“I will say to my soul, Soul, you have ample goods laid up for many years; take your ease, eat, drink, be merry.” But God said to him, “Fool! This night your soul is required of you; and the things you have prepared, whose will they be?” – Luke 12:19-20
Do we not recognize the reactions of the rich man in this familiar parable? How often have we felt a burst of self-confidence because life seemed to be treating us well! We were successful at work, or were appreciated by someone whose opinion we value, or completed a difficult task, or even were able to help someone in need. Whatever the reason, we were boosted, felt more secure. “Life’s on my side. Why don’t I give myself a good time?”
But the rich man’s response, and ours if we behave like him, is wholly superficial. By not recognizing as God’s gifts both the land that produced his crops and the crops themselves, the rich man blinds himself to the fact that the whole pattern of his life is in God’s hands.
Moreover, death takes no account of good or bad fortune. And so, for good or ill, we let ourselves be driven to concentrate on our own experience as separate individuals, thereby denying the unifying source of being throughout creation.
This denial is nothing more nor less than sin, testifying to the power of evil within fallen human nature. And with it comes the belief in death as the end of all that we take for granted within our consciousness of life.
If we can no longer lay up treasures for ourselves – that is to say, satisfy those insistent individual demands we make on life – what is there left to us?
Through this parable, Jesus shows that when we are faced by the prospect of this apparently total dissolution of our selves, we are forced to ask: “Is death the final destruction of all that makes us human?”
We may even be shocked into considering how our lives, rather than being locked up within our own closed worlds, could be – in St. Luke’s words – “rich towards God.” At which point we have to say at once that we are standing here in the Church precisely in the desire to witness to our faith that Christ himself is the answer to all our questions.
For God’s response to the power of evil and the presence of death on earth brought about by man’s decision to lock himself away from the Creator’s universal love is to bring that very love to a climax. Having created us in his image and likeness in the first place – itself an act of infinite love – he now sends his only-begotten Son to become man and to make reparation in his own self for our sins in the suffering and death on the cross. Not only that, but having expressed through his death his total love for us, he rises on the third day and appears to his disciples, discussing with them, eating with them, and convincing them totally of his presence with them.
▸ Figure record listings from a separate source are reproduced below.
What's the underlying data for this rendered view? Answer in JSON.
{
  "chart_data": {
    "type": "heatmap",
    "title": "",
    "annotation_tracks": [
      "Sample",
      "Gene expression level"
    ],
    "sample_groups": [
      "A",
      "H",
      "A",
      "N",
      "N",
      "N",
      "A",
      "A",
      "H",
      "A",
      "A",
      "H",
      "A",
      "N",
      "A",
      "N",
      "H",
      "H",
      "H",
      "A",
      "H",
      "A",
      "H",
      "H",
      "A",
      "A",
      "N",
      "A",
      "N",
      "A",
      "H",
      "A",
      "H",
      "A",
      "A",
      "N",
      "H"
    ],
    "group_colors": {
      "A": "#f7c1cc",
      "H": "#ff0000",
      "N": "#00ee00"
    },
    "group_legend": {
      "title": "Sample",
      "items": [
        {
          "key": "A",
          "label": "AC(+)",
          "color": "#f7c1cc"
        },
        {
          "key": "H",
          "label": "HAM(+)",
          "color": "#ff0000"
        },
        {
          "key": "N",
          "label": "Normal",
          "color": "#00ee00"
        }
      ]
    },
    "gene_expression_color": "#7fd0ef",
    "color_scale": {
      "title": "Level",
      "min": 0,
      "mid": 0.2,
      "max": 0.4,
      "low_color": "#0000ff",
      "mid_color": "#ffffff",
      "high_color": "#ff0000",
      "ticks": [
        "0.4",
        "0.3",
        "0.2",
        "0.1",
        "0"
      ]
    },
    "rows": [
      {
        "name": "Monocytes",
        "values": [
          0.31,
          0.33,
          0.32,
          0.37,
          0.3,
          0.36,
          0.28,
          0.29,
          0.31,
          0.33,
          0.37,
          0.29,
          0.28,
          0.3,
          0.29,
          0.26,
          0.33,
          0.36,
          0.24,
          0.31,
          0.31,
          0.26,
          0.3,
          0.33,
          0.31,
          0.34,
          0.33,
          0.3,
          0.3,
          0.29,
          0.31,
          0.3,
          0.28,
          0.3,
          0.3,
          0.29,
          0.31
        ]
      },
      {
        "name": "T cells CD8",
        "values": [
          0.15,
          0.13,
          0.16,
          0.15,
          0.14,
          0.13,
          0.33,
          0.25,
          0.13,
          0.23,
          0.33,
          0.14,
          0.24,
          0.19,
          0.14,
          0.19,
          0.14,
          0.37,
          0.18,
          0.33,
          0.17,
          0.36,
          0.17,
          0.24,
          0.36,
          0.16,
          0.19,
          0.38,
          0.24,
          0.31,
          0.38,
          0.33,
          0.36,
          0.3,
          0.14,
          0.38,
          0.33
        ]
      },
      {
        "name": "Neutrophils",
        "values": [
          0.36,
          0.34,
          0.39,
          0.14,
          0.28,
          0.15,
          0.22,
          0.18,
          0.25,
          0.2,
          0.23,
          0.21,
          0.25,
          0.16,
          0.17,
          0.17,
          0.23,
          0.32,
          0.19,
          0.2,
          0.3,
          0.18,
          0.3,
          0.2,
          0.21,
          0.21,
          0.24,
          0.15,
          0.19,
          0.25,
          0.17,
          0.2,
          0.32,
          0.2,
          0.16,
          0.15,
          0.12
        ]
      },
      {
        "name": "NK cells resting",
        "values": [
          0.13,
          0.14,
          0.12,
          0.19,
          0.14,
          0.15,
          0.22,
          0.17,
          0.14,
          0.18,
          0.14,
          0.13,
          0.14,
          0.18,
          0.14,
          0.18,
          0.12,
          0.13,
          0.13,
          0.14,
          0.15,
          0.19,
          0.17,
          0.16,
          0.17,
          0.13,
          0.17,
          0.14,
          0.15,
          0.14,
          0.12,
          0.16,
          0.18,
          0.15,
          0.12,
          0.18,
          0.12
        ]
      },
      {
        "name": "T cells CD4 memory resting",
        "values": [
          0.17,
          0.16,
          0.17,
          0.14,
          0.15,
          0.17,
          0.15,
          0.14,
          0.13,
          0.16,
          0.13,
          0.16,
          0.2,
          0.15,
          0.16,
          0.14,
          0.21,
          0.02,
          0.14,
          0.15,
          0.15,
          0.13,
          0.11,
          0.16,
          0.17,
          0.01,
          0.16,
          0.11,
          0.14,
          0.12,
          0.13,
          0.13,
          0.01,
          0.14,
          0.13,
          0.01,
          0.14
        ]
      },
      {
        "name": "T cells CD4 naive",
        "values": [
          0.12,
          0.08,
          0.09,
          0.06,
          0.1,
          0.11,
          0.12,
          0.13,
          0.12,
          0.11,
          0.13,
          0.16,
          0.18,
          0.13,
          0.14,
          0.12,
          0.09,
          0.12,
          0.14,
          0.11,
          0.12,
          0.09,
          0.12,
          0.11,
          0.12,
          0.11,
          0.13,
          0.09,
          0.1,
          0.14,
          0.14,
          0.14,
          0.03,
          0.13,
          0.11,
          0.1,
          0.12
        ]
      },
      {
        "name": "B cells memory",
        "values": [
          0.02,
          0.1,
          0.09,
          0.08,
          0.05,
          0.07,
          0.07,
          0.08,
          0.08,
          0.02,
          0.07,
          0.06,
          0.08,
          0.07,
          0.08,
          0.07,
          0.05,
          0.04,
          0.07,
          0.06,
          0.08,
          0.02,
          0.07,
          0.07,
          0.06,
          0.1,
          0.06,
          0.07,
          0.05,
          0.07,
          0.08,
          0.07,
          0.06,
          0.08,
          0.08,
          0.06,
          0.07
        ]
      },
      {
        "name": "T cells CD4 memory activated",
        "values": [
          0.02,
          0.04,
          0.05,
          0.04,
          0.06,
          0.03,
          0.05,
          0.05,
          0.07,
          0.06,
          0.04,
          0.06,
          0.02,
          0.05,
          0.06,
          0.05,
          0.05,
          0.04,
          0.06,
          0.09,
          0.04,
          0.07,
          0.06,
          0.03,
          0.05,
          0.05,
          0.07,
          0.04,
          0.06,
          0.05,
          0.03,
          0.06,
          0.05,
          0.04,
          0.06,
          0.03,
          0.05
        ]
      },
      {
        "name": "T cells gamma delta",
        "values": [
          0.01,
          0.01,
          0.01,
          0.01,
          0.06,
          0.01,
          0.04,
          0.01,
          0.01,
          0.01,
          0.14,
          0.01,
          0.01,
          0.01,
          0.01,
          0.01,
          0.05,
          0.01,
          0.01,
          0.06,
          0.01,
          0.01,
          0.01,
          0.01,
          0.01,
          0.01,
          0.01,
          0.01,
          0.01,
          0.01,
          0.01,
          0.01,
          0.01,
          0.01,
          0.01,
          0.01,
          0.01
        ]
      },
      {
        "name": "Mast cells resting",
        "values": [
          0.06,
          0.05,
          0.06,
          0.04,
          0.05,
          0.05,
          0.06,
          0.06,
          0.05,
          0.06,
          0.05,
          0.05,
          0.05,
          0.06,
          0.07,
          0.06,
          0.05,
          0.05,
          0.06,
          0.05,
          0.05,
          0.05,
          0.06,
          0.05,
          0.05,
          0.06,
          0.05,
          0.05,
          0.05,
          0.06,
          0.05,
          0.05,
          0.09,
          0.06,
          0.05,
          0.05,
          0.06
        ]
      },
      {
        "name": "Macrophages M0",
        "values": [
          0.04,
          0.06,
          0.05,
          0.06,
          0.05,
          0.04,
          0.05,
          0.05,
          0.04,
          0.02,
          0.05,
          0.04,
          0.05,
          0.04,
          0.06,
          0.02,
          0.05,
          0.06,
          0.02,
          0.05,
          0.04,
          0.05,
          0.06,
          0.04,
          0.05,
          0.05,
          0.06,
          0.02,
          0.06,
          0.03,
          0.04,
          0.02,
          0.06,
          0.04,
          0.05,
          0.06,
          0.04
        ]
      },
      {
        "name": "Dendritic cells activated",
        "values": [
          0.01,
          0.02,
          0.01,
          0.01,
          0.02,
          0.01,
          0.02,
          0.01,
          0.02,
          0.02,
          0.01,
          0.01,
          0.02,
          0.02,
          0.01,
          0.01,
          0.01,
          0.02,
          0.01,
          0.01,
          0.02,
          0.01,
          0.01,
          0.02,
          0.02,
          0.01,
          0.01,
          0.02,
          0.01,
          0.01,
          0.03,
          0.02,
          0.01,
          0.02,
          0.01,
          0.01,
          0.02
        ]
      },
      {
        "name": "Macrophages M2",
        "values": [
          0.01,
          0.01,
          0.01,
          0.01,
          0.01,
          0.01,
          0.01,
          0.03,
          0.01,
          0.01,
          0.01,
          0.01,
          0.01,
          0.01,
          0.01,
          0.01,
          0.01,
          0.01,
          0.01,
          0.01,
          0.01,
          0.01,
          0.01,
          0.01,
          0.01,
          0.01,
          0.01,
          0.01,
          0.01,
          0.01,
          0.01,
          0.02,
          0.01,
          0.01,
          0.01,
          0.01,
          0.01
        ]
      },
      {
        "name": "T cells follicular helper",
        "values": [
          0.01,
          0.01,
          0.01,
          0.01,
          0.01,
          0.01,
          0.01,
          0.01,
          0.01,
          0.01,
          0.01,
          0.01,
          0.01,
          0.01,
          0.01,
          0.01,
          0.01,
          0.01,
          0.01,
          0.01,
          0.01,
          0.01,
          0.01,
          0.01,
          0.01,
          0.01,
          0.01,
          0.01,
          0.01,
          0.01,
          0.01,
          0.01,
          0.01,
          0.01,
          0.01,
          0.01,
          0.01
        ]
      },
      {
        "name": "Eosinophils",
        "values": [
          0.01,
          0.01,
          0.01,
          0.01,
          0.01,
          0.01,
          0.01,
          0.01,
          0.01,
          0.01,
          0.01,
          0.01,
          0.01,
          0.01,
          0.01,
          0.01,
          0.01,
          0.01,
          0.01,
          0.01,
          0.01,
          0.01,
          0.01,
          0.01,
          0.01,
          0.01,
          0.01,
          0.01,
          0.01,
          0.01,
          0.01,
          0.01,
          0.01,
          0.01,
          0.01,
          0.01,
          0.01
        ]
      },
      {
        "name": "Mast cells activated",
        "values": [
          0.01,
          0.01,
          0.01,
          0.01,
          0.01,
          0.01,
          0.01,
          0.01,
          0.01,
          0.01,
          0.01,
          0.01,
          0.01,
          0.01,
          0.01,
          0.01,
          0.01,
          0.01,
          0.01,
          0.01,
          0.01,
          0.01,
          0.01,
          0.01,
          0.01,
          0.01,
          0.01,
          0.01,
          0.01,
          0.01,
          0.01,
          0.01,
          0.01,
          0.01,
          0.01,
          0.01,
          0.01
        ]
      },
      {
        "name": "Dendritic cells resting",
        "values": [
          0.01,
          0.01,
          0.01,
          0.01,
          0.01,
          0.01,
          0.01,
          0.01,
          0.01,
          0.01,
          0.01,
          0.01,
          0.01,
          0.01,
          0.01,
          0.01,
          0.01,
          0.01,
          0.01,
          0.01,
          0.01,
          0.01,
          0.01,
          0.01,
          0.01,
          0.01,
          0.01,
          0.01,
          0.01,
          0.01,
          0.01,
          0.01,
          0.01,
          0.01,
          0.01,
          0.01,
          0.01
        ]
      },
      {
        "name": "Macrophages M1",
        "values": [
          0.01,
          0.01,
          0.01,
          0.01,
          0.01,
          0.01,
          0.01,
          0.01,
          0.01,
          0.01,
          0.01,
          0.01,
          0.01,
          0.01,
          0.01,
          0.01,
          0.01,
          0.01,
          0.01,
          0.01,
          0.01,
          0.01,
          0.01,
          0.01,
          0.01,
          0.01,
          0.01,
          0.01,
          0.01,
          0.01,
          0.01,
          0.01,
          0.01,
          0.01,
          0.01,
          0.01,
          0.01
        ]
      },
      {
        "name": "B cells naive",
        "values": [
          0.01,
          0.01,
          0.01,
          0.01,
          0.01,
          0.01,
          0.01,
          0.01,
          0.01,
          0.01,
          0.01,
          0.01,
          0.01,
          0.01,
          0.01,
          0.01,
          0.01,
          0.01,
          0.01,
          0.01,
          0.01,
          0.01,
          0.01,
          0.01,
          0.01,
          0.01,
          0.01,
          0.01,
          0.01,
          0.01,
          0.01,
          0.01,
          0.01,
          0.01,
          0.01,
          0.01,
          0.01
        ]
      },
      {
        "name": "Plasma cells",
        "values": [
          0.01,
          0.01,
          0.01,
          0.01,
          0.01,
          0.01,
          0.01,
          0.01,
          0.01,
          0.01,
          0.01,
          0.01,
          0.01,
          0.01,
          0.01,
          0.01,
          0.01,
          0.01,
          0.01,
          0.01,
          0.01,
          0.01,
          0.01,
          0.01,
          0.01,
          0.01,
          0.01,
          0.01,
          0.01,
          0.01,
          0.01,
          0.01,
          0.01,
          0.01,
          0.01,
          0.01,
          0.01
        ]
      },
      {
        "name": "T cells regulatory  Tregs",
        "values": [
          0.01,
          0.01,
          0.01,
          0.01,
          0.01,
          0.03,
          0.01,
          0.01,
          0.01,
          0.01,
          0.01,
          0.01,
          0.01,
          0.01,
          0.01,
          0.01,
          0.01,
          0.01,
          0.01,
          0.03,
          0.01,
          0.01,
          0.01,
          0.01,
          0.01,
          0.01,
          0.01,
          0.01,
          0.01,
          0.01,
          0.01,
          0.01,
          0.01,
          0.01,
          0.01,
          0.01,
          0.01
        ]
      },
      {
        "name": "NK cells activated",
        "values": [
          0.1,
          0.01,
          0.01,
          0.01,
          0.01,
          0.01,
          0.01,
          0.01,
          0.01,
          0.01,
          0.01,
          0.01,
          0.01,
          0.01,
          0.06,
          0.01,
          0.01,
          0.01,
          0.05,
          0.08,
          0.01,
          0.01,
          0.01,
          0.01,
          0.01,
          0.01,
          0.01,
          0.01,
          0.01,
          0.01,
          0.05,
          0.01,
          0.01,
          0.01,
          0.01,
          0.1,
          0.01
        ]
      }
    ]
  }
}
If, before the time of our own deaths, we wish to count ourselves among those whose faith is in Jesus Christ, and whose hope is in his resurrection, how are we to react to this reversal of what we thought of as death?
St. Jerome speaks of the effort that we must make to “know the hope of our calling.”
“This effort,” he writes, “comes in response to that renewing gift which God Himself gives in the glorious Resurrection of his own Son. This gift he gives not once but continually…. Every day Christ rises from the dead. Every day he is raised in the penitent.”
It is in this last sentence that we begin to see the true way to approach death. Repentance is where we must begin. We must repent of all we have done to close ourselves to the love of God and thereby opened ourselves to crucify Christ. We must turn our hearts at all times to the prayers of penitence; we must die to ourselves daily; and we must learn to live, to flesh out, Christ’s words, “he who loses his life for my sake shall find it.”
St. John Climacus calls the thought of death “the most necessary of all works… The remembrance of death, like all other blessings, is a gift of God.” Finally he affirms, “Just as the Fathers lay down that perfect love knows no sin, so for my part I declare that a perfect sense of death is free from fear.”
Let us, in true repentance, in freedom from fear and in love for God, offer our death to God. Let us recognize that death is, for each of us, living or dead, a second Baptism, a cleansing of our souls in readiness for that general Resurrection of which we are meant to be a part. The Saints have led the way: “Not I live but Christ lives in me.”
God cleanse me, a sinner, and have mercy on me. Amen.